Deux des poissons qui se sont trouvés pris dans ce filet sont les filles de Louise Arbour. Au bénéfice des visiteurs étrangers ici présents, je me permets de préciser qui est madame Arbour. Il s’agit d’une ancienne juge de la Cour suprême du Canada, d’une ancienne procureure du Tribunal pénal international pour les crimes de guerre et d’une ancienne haut-commissaire des Nations Unies aux droits de l’homme. Le compte de banque d’une des filles de madame Arbour a été gelé lorsqu’elle a refusé de répondre aux questions de sa banque.
L’article déplore le fait que cette disposition peu connue n’a pas été discutée en comité parlementaire. Or, à l’époque, le Commissariat a soulevé les problèmes qu’elle pose dans son témoignage et dans son mémoire, que vous pouvez consulter sur son site Web.
Où en sommes-nous maintenant? Comment peut-on détecter et atténuer les risques d’atteinte à la vie privée tout en assurant la sécurité de façon adéquate? J’ai parlé plus tôt des évaluations des facteurs relatifs à la vie privée. Le Commissariat estime qu’il s’agit d’un outil fort utile à cette fin. Mais vous connaissez peut-être davantage une évaluation similaire, soit celle de la menace et des risques. Les spécialistes comme vous effectuent couramment ce type d’évaluation pour détecter les risques auxquels sont exposés les systèmes, déterminer le niveau de risque en question et recommander le niveau de protection voulu. L’évaluation des facteurs relatifs à la vie privée fonctionne à peu près sur le même modèle, mais elle permet de détecter et d’évaluer les risques d’atteinte à la vie privée tout au long du cycle de développement d’un programme ou d’un système.
Pour l’essentiel, l’évaluation des facteurs relatifs à la vie privée est un mécanisme qui ouvre un dialogue concernant la conformité à la Loi sur la protection des renseignements personnels des pratiques de traitement des renseignements personnels adoptées par les institutions, la nature des renseignements personnels recueillis par un de leurs programmes, les fins visées par cette collecte, l’utilisation qu’elles en feront, les personnes ou organisations à qui elles les communiqueront, les mesures qu’elles prendront pour les protéger et, à terme, la façon dont elles en disposeront lorsqu’ils ne seront plus utiles.
La loi vous impose des obligations en matière de protection de la vie privée et des renseignements personnels.

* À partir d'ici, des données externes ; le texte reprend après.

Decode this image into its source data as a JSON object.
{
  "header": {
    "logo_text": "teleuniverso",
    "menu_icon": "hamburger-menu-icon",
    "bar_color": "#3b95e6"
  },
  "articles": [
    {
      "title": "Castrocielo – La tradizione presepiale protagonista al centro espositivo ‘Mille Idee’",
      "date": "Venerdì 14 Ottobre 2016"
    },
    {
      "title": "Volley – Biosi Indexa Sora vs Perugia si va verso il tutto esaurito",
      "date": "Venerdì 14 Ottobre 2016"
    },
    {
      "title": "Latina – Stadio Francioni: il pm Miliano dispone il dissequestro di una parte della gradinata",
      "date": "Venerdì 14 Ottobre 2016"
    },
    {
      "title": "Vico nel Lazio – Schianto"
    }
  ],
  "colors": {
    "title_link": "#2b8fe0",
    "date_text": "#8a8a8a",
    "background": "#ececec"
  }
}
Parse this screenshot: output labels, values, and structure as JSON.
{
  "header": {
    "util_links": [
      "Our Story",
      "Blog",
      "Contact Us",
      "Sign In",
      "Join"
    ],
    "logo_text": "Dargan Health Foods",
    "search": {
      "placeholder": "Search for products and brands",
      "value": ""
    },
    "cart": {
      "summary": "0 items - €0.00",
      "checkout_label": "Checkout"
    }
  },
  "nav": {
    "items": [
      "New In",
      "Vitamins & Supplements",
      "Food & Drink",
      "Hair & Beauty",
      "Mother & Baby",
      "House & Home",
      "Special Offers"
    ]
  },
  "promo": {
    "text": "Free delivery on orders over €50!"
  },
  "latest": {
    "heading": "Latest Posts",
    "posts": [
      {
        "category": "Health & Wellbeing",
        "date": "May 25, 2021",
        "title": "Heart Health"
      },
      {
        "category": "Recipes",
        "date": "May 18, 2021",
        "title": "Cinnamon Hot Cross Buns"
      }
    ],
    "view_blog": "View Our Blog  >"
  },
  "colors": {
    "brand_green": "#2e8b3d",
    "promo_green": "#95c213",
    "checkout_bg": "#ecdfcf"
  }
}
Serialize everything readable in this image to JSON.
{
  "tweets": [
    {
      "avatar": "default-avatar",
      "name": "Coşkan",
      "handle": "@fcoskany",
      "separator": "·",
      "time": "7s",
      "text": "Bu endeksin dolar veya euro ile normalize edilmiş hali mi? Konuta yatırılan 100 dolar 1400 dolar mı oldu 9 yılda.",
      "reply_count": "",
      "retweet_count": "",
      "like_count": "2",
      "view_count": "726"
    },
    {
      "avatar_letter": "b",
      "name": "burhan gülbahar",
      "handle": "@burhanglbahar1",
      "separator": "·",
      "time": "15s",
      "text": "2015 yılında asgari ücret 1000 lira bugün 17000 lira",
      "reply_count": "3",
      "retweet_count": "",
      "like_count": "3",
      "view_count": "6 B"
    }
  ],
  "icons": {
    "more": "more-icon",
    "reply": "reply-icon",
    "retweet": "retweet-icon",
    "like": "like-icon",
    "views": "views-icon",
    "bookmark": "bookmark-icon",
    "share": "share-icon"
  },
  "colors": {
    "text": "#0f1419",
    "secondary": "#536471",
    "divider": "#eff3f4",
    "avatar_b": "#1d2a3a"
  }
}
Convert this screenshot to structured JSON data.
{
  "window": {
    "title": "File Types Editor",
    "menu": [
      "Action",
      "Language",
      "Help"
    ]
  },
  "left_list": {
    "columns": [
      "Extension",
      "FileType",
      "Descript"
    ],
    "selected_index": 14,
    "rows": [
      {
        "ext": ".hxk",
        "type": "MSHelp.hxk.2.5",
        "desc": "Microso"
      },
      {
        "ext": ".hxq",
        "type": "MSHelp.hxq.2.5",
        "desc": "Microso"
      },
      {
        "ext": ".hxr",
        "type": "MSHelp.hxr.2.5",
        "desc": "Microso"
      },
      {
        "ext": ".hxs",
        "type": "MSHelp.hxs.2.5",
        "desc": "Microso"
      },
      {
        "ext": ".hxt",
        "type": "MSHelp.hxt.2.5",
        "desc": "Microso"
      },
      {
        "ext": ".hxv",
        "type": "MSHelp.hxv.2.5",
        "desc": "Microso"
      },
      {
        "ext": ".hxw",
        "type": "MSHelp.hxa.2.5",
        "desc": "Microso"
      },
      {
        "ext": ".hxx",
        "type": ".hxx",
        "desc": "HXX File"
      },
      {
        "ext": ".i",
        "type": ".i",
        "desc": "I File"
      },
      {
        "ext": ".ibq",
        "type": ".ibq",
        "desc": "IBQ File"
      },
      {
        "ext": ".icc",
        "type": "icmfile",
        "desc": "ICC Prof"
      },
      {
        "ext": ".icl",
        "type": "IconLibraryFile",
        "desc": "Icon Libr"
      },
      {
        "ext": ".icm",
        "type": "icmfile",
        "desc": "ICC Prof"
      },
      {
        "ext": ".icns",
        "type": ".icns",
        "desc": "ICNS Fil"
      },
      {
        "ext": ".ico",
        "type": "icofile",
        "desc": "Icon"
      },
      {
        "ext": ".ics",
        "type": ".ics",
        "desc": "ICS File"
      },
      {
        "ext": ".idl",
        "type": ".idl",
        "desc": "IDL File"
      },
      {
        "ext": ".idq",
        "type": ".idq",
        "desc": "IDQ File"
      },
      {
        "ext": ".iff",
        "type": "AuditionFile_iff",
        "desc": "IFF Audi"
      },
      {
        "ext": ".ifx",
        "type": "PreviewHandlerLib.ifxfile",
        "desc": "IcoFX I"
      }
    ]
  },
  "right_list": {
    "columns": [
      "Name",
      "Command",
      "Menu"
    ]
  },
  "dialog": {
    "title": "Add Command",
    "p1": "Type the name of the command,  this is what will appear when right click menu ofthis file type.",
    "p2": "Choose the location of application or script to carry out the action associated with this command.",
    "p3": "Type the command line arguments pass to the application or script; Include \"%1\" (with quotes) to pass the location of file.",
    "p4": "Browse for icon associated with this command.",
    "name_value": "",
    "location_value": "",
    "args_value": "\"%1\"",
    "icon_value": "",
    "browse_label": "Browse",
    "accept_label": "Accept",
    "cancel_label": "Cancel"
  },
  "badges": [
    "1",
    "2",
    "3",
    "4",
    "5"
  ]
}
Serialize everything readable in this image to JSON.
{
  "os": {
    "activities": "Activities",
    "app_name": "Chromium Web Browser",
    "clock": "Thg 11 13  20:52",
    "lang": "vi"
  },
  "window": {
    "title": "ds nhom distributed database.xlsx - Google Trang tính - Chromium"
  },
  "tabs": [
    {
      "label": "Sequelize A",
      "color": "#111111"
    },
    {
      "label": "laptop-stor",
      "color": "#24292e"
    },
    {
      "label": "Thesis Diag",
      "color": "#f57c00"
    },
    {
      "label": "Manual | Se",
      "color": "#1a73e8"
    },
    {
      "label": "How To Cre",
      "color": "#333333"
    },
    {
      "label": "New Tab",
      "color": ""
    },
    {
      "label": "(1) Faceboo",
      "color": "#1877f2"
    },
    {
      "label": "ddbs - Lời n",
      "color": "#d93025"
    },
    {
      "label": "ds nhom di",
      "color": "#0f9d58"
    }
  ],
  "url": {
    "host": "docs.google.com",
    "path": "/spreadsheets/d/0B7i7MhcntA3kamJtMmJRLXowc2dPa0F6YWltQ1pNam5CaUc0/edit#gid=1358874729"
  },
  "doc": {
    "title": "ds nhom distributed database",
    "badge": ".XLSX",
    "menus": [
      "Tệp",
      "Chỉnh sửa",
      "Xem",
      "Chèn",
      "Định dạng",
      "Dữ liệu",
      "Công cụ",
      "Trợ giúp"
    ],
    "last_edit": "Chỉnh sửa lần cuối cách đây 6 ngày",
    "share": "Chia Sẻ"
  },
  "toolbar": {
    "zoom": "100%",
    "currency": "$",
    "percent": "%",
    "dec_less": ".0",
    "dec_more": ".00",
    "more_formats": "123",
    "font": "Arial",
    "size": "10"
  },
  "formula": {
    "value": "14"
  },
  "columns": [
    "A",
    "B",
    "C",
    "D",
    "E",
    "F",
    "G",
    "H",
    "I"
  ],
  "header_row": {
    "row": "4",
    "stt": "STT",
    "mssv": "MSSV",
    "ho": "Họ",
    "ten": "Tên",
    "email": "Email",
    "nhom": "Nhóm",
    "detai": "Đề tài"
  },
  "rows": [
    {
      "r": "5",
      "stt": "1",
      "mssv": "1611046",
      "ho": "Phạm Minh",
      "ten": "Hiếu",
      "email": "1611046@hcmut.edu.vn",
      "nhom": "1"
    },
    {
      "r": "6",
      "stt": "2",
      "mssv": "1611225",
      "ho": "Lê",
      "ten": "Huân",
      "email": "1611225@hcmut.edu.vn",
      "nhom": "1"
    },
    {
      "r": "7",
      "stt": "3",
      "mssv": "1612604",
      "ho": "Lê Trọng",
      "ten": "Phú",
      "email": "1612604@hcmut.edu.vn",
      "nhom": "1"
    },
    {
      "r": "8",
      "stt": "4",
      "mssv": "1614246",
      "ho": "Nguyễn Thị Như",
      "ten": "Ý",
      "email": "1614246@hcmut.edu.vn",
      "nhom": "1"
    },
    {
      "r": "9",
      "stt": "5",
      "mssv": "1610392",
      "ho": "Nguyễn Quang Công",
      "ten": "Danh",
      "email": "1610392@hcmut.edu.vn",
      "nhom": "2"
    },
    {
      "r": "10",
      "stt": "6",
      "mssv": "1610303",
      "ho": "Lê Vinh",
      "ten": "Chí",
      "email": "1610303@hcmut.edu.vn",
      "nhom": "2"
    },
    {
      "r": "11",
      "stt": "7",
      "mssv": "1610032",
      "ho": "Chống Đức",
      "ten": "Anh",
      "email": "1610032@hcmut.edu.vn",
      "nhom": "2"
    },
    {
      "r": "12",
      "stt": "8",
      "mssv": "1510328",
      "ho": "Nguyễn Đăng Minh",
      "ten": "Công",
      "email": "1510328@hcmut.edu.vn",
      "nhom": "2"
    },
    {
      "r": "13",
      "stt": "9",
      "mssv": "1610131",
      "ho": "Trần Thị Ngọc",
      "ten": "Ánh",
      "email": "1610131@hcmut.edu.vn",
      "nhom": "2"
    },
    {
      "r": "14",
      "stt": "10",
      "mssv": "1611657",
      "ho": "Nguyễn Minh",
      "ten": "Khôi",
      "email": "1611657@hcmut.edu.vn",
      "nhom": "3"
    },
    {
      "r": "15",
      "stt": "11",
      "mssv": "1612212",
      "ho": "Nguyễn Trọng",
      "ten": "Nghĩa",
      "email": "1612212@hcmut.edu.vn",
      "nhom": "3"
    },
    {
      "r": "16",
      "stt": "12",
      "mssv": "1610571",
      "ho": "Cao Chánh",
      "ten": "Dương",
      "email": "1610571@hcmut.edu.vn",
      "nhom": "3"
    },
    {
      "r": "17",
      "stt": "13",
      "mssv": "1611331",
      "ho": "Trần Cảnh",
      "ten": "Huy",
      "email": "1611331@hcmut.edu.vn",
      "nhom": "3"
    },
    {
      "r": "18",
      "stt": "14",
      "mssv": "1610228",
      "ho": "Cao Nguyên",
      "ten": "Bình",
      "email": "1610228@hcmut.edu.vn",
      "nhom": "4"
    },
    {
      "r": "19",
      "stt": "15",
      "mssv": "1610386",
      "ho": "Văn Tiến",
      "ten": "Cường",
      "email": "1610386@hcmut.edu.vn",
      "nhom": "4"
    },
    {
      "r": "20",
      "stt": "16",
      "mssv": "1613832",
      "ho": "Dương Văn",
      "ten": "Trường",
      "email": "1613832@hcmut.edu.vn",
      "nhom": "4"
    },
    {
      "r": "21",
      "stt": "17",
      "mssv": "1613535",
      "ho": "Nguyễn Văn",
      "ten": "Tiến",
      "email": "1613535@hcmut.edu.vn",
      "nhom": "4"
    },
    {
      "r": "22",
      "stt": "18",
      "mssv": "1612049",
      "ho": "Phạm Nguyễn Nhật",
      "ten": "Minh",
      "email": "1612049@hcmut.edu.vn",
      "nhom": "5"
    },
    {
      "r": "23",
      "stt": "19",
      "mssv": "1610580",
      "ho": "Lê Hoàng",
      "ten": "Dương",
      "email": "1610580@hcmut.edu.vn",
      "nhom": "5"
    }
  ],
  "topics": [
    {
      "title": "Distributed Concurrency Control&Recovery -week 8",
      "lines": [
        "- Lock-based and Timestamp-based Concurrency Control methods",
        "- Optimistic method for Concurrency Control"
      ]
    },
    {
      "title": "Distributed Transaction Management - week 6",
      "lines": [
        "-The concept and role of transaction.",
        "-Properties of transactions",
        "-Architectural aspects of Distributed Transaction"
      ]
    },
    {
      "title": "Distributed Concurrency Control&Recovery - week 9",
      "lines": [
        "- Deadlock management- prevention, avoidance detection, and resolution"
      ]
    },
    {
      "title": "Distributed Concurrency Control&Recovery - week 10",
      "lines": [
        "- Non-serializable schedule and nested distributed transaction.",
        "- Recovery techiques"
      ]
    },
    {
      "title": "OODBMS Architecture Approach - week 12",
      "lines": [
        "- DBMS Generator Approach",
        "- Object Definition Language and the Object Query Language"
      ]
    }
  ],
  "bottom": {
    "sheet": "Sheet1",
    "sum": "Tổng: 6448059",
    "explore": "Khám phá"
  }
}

Ce processus constitue l’un des moyens à votre disposition pour respecter ces obligations. Le dialogue constructif et très pratique qui se trouve engagé avec le Commissariat devrait permettre — du moins nous l’espérons — d’en arriver à une solution assurant un juste équilibre entre vos objectifs de sécurité et le respect de vos obligations de protection de la vie privée.
Merci! Je me ferai maintenant un plaisir de répondre à vos questions.